Alvin Ailey American Dance Theater: Programme One – Festival Theatre

Choreography by Twyla Tharp, Kyle Abraham and Alvin Ailey

Rating: 5 out of 5.

Divided over two programmes, American Dance Theater producers Alvin Ailey turns the Festival Theatre into their troupe’s home through the final week of the International Festival, carrying with them the distinct hallmark of exemplary quality they carry with an emphasis on the Afro-American women weaved into their stories, their movements and dance, carried through into the entire nature of the performance.

A line of nine dancers on this grand stage, commanding the entire space without occupying it, beating beneath their rust-toned tops, a collective roaring hearts of jazz channel into the precision and grace of ballet. Twyla Tharp’s choreography is sharp and intense, with a more urban element to bebop in the kicks, entirely fluid in their movement with just enough rigidity to hold their syrupy movements from spilling over as the casual air is graced with American jazz trumpeter Roy Eldridge’s sultry tones. And this is only the first part, Roy’s Joys, of the three-part programme of night one.
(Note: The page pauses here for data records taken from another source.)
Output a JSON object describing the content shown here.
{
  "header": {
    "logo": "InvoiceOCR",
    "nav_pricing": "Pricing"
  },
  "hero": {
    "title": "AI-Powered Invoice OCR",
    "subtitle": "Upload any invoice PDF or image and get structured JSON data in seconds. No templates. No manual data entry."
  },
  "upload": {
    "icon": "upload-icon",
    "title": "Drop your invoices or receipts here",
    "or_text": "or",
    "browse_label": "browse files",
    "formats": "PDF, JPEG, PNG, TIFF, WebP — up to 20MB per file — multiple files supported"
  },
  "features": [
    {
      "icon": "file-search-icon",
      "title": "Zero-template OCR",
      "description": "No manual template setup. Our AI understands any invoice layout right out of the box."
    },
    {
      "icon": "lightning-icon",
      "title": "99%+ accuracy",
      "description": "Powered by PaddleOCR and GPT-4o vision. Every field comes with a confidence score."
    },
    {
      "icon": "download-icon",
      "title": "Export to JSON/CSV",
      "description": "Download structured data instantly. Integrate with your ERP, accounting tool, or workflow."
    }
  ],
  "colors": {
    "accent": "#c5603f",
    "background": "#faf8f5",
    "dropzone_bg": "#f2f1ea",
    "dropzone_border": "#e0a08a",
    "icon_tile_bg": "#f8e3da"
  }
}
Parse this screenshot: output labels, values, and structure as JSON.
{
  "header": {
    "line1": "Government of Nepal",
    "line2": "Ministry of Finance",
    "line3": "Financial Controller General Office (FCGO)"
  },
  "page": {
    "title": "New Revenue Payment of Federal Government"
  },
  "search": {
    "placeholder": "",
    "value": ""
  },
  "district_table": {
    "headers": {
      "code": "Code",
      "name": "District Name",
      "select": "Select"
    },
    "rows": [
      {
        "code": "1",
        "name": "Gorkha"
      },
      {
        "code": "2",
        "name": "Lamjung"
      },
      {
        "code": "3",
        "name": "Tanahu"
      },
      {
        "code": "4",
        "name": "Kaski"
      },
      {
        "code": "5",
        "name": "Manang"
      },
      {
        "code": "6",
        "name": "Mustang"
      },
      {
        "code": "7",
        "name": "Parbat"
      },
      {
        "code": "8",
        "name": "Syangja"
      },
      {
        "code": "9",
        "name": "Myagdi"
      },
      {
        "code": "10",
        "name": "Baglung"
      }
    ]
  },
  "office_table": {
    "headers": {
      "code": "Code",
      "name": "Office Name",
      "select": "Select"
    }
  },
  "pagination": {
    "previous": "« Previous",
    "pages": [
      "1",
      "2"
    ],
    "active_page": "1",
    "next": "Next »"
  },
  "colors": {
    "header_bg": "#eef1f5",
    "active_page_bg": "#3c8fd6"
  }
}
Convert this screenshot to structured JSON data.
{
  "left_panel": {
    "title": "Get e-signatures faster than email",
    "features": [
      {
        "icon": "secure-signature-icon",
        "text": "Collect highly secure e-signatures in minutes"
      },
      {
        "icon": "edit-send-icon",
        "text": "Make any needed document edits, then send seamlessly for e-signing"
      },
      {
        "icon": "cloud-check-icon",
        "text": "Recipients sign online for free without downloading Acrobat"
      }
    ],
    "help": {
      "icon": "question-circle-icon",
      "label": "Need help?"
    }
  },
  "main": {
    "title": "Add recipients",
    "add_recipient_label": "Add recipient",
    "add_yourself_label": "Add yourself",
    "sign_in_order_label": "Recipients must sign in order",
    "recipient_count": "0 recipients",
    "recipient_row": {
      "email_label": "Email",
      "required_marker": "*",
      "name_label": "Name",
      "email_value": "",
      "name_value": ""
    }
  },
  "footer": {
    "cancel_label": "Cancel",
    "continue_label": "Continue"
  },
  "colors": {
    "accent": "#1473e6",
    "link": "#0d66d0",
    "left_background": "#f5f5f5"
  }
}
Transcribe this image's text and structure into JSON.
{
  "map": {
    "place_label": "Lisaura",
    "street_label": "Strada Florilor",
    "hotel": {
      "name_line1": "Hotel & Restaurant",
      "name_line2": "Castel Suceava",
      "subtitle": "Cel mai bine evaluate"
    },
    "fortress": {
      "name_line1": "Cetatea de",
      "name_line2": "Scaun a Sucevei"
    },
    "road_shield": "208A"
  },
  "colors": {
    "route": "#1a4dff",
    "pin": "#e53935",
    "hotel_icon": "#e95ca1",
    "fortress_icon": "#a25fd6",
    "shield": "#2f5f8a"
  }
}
The newest addition to the programme (and a UK premiere) is Kyle Abraham’s Are You In Your Feelings? marches us into the contemporary celebration of culture and music, and a vivaciously infectious lustre of life. Making tremendous use of the lighting for the venue, cycling between the passionate but often cooler tones of pinks, blues, and purples, it often drowns the twelve dancers in a radiant shimmer as we divulge the intense intimacy of relationships, and the relationship between two of the sexes. But do not for a second expect any form of binary movement of melding for the piece, boundaries are merely an initial drive to generate tension before the movement descends into a gloriously lyrical, voluptuous, fluid, and fantastical admittance that despite irritations and grievances, we struggle to live without one another. It’s a ‘lived’ form of choreography, like the other two in the programme and incorporates the interaction with one another and spaces, set to the house tunes of R&B and soul, which have a significant impact on the movement. 

We come to a euphorically transcendent finale with Revelations which, even after all these years, manages to puncture through the divide of the spiritual to present everyone on an even field: believer and cynic alike. Wavering into partner’s arms, falling, almost dripping into one another, set to the always powerful melodies of Fix Me, Jesus and Rocka My Soul in the Bosom of Abraham which, regardless of belief, nullify the plain of existence we sit upon, catapulting the audience to the holiest of lands, to streams of water under the beating blaze of the sun above. All carried in the elongated and powerful movements of the dancers who leap in a stimulating set of performances.

The reverence of the final piece ebbs away, but the thumping and pulsating rhythm of movement and full-coursing veins takes longer for audiences to settle away from the strict and timeless choreography. Alvin Ailey’s first programme at the festival is nothing short of a triumph, so let’s see if the second programme can match the majesty of the first.